I’m just talking about how to make it as a woman on television.”
So how can women have a meaningful, positive impact on the business of television?
The answer is simple.
Showing women’s stories.
For the first time, a woman is on a major broadcast network.
She’s a major character on a network that airs more than 30 shows a year.
When she appears on the screen, the audience gets to hear her voice.
That voice is a powerful tool.
It is the voice of a woman, and the voice that tells us how important women are to the business world.
It allows women to be heard and to be respected.
It gives us the opportunity to see women’s experiences in their own stories.
And it gives us an opportunity to look at the world from a woman’s point of view, and that’s something that’s been missing for a long time.
Women have always had a voice in the business, but they have never had a real voice in Hollywood.

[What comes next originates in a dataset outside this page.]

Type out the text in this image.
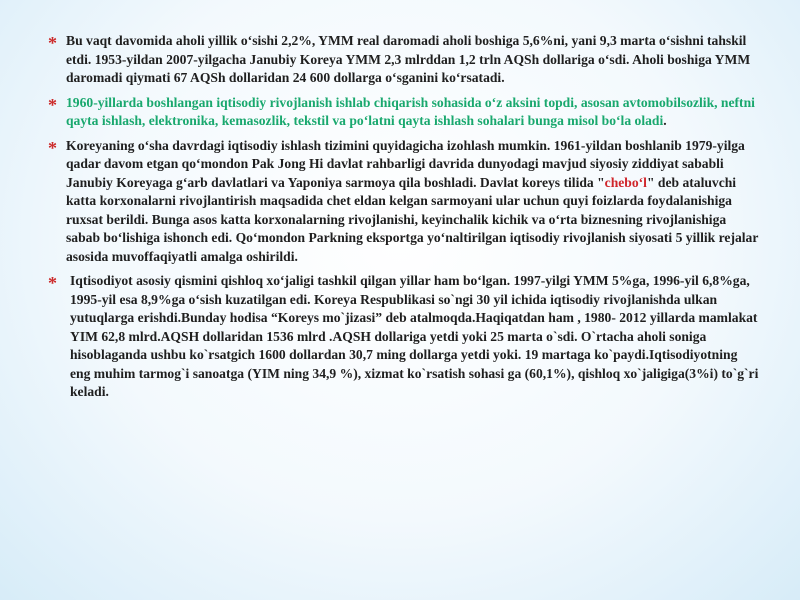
* Bu vaqt davomida aholi yillik o‘sishi 2,2%, YMM real daromadi aholi boshiga 5,6%ni, yani 9,3 marta o‘sishni tahskil etdi. 1953-yildan 2007-yilgacha Janubiy Koreya YMM 2,3 mlrddan 1,2 trln AQSh dollariga o‘sdi. Aholi boshiga YMM daromadi qiymati 67 AQSh dollaridan 24 600 dollarga o‘sganini ko‘rsatadi.
* 1960-yillarda boshlangan iqtisodiy rivojlanish ishlab chiqarish sohasida o‘z aksini topdi, asosan avtomobilsozlik, neftni qayta ishlash, elektronika, kemasozlik, tekstil va po‘latni qayta ishlash sohalari bunga misol bo‘la oladi.
* Koreyaning o‘sha davrdagi iqtisodiy ishlash tizimini quyidagicha izohlash mumkin. 1961-yildan boshlanib 1979-yilga qadar davom etgan qo‘mondon Pak Jong Hi davlat rahbarligi davrida dunyodagi mavjud siyosiy ziddiyat sababli Janubiy Koreyaga g‘arb davlatlari va Yaponiya sarmoya qila boshladi. Davlat koreys tilida "chebo‘l" deb ataluvchi katta korxonalarni rivojlantirish maqsadida chet eldan kelgan sarmoyani ular uchun quyi foizlarda foydalanishiga ruxsat berildi. Bunga asos katta korxonalarning rivojlanishi, keyinchalik kichik va o‘rta biznesning rivojlanishiga sabab bo‘lishiga ishonch edi. Qo‘mondon Parkning eksportga yo‘naltirilgan iqtisodiy rivojlanish siyosati 5 yillik rejalar asosida muvoffaqiyatli amalga oshirildi.
* Iqtisodiyot asosiy qismini qishloq xo‘jaligi tashkil qilgan yillar ham bo‘lgan. 1997-yilgi YMM 5%ga, 1996-yil 6,8%ga, 1995-yil esa 8,9%ga o‘sish kuzatilgan edi. Koreya Respublikasi so`ngi 30 yil ichida iqtisodiy rivojlanishda ulkan yutuqlarga erishdi.Bunday hodisa “Koreys mo`jizasi” deb atalmoqda.Haqiqatdan ham , 1980- 2012 yillarda mamlakat YIM 62,8 mlrd.AQSH dollaridan 1536 mlrd .AQSH dollariga yetdi yoki 25 marta o`sdi. O`rtacha aholi soniga hisoblaganda ushbu ko`rsatgich 1600 dollardan 30,7 ming dollarga yetdi yoki. 19 martaga ko`paydi.Iqtisodiyotning eng muhim tarmog`i sanoatga (YIM ning 34,9 %), xizmat ko`rsatish sohasi ga (60,1%), qishloq xo`jaligiga(3%i) to`g`ri keladi.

“What happens when women are on the show is that the audience goes, ‘Whoa, there’s a woman.’
But what happens is that we don’t hear her because she’s just a woman,” said Sarah Wurth.
“When we have female voices in the media, it usually becomes this very specific kind of thing, where we know it’s about women and it’s all about women.
But it’s a very, very different thing when you have female characters that are not the stereotypical ‘girly blonde’ or ‘feminine’ type of woman.”
“I don’t know if there’s an answer to the question, ‘Is this for women?
Or is this for men?’,” Wurch continued.
“There is a place for female characters, and there’s also a place where you can have a more general, broad-based discussion about who is making the decisions that affect women in the economy, and whether it’s the corporate world, or the state of our society.”
Wurh is a longtime Hollywood producer and director, working on films like The Misfits, American Idol, and American Pie.
She was a producer on the short-lived ABC TV show “Sons of Anarchy” (which was later canceled), and she is currently producing the HBO series “Boardwalk Empire,” which stars Viola Davis, Chris Evans, and John Travolta.
She also directed “The Handmaid’s Tale,” the HBO TV series starring Shailene Woodley.
Wurht’s show, “Women in Television,” is being presented at the Sundance Film Festival, and she hopes that it will inspire women in Hollywood to step up and be more visible in their careers and in their communities.
The goal is to reach women, particularly those in their late 20s, 30s, and 40s.
“Women are often overlooked when it comes time to bring up the issues of women in leadership, in science and technology, in business and finance,” she said.
“And I think it’s time that they are represented, not only on the surface of TV shows like ‘The Big Bang’ and ‘The Mindy Project,’ but also in the pages of the magazines.
So I’m hoping that, as women, we are inspired to do something about it, and to step forward and to say, ‘I know I’m a woman.
I know I have my own voice, and it is important to me to have my voice heard and heard by the world.'”
Sarah Wurowitz is the director of the Women in Television program at the Center for the Study of Women in Communications.
She is the author of the book “The Rise of the Woman” (Riverhead Press, 2016).